Speaking on Newstalk Breakfast Mr Heron said: “It’s much more expensive to run a wheelchair accessible taxi than it is a saloon taxi.”

“I think the problem was exacerbated in 2008 when there was the highest number of wheelchair accessible taxis - that was at the start of the slump. Since then, when things started to pick up in the economy, people got out of taxi work,”Mr Heron said.

Dublin taxi driver Denis Doyle has a Toyota Hi Ace mini bus which he bought already adapted for wheelchair use.

“It is a 2000 reg so I have to bring it for an NCT every six months. I then have to bring it for a suitability test. Those costs all add up.”

He has a son who is a wheelchair user and much of his work revolves around contacts who need to be brought to and from hospital, school and day care.

“I don’t take off street work any more. People are reluctant to hail a mini bus or modified taxi as they think it is bigger and going to cost more, so you get less business that way.”

“Insurance is extra for wheelchair modified vehicles, some insurance companies will not even quote,” he added.

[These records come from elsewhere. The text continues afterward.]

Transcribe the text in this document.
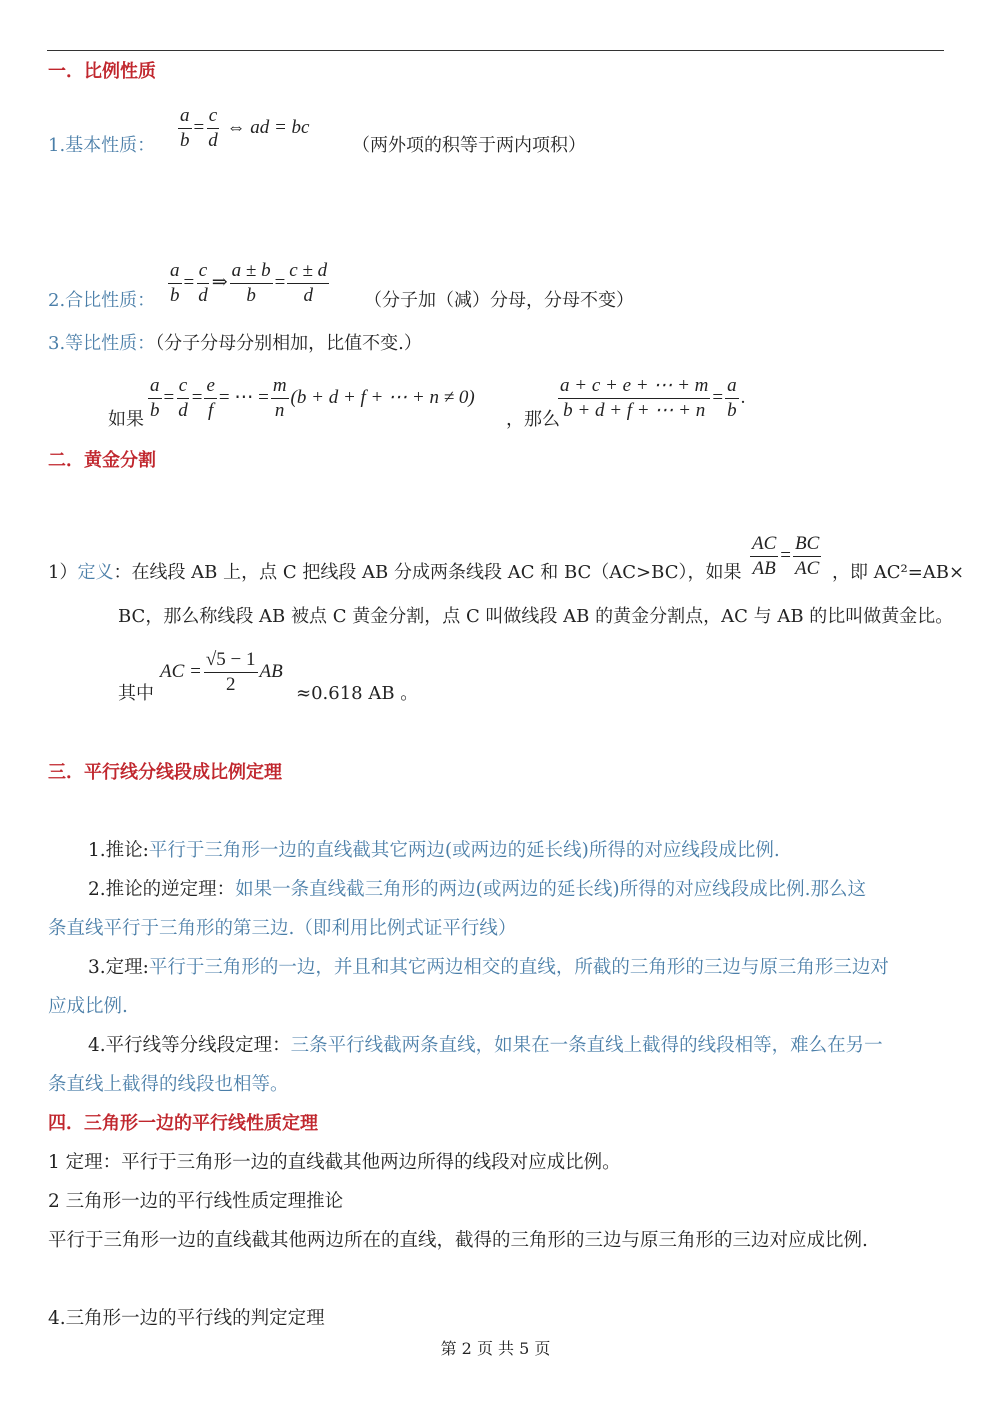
一．比例性质
1.基本性质： $\frac{a}{b} = \frac{c}{d}$ ⇔ ad = bc
（两外项的积等于两内项积）
2.合比性质： $\frac{a}{b} = \frac{c}{d}$ ⇒ $\frac{a \pm b}{b} = \frac{c \pm d}{d}$ （分子加（减）分母，分母不变）
3.等比性质：（分子分母分别相加，比值不变.）
如果 $\frac{a}{b} = \frac{c}{d} = \frac{e}{f}$ = ⋯ = $\frac{m}{n} (b + d + f$ + ⋯ + n ≠ 0)
，那么
$\frac{a + c + e + \cdots + m}{b + d + f + \cdots + n} = \frac{a}{b}$ .
二．黄金分割
1）定义：在线段 AB 上，点 C 把线段 AB 分成两条线段 AC 和 BC（AC>BC），如果 $\frac{AC}{AB} = \frac{BC}{AC}$ ，即 AC²=AB×
BC，那么称线段 AB 被点 C 黄金分割，点 C 叫做线段 AB 的黄金分割点，AC 与 AB 的比叫做黄金比。
其中
AC = $\frac{√5 - 1}{2}$ AB
≈0.618 AB 。
三．平行线分线段成比例定理
1.推论:平行于三角形一边的直线截其它两边(或两边的延长线)所得的对应线段成比例.
2.推论的逆定理：如果一条直线截三角形的两边(或两边的延长线)所得的对应线段成比例.那么这
条直线平行于三角形的第三边.（即利用比例式证平行线）
3.定理:平行于三角形的一边，并且和其它两边相交的直线，所截的三角形的三边与原三角形三边对
应成比例.
4.平行线等分线段定理：三条平行线截两条直线，如果在一条直线上截得的线段相等，难么在另一
条直线上截得的线段也相等。
四．三角形一边的平行线性质定理
1 定理：平行于三角形一边的直线截其他两边所得的线段对应成比例。
2 三角形一边的平行线性质定理推论
平行于三角形一边的直线截其他两边所在的直线，截得的三角形的三边与原三角形的三边对应成比例.
4.三角形一边的平行线的判定定理
第 2 页 共 5 页
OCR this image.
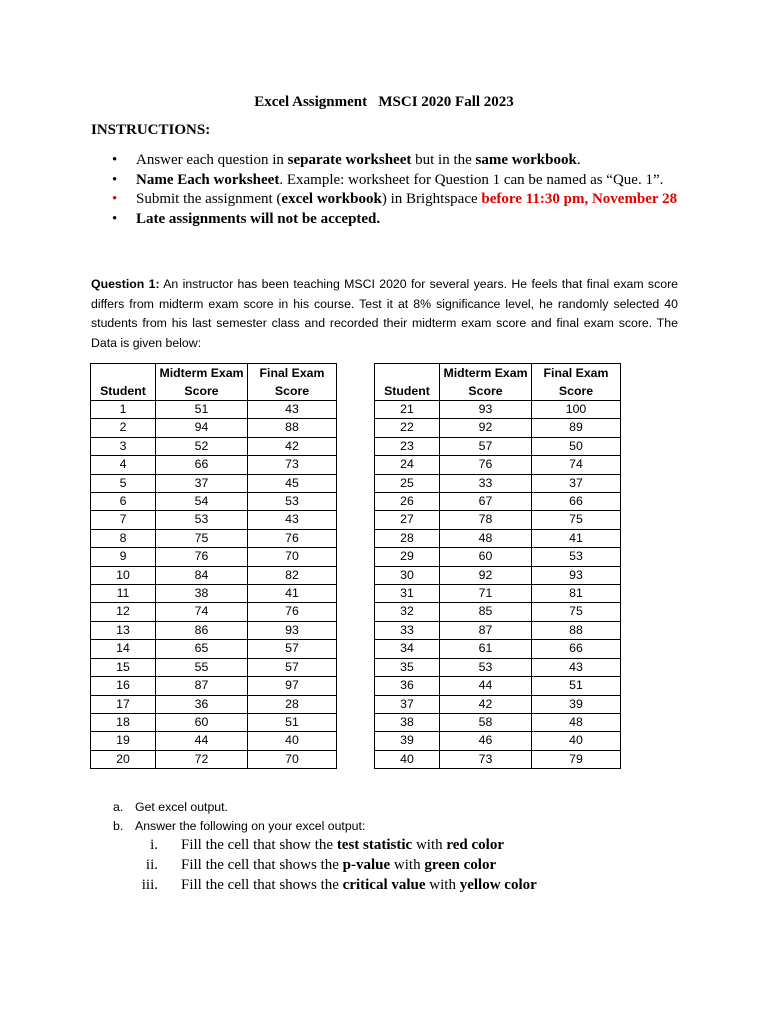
Excel Assignment   MSCI 2020 Fall 2023
INSTRUCTIONS:
• Answer each question in separate worksheet but in the same workbook.
• Name Each worksheet. Example: worksheet for Question 1 can be named as “Que. 1”.
• Submit the assignment (excel workbook) in Brightspace before 11:30 pm, November 28
• Late assignments will not be accepted.
Question 1: An instructor has been teaching MSCI 2020 for several years. He feels that final exam score differs from midterm exam score in his course. Test it at 8% significance level, he randomly selected 40 students from his last semester class and recorded their midterm exam score and final exam score. The Data is given below:
Student	Midterm Exam Score	Final Exam Score
1	51	43
2	94	88
3	52	42
4	66	73
5	37	45
6	54	53
7	53	43
8	75	76
9	76	70
10	84	82
11	38	41
12	74	76
13	86	93
14	65	57
15	55	57
16	87	97
17	36	28
18	60	51
19	44	40
20	72	70
Student	Midterm Exam Score	Final Exam Score
21	93	100
22	92	89
23	57	50
24	76	74
25	33	37
26	67	66
27	78	75
28	48	41
29	60	53
30	92	93
31	71	81
32	85	75
33	87	88
34	61	66
35	53	43
36	44	51
37	42	39
38	58	48
39	46	40
40	73	79
a. Get excel output.
b. Answer the following on your excel output:
i. Fill the cell that show the test statistic with red color
ii. Fill the cell that shows the p-value with green color
iii. Fill the cell that shows the critical value with yellow color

The taxi driver admits that driving a modified taxi is not of interest to many in the industry. He recently came across an elderly lady with her husband in a wheelchair, a taxi that had come for them could not put the chair in as it did not have ramps and there was no way she could lift her husband, fold the chair .

“I have this vehicle for personal as well as work reasons. There is an extra cost involved and not everyone wants to do that. There is also the extra VAT, so it can be quite expensive to go down that route.”

According to the Central Statistics Office, 13per cent of the Irish population is currently living with a disability.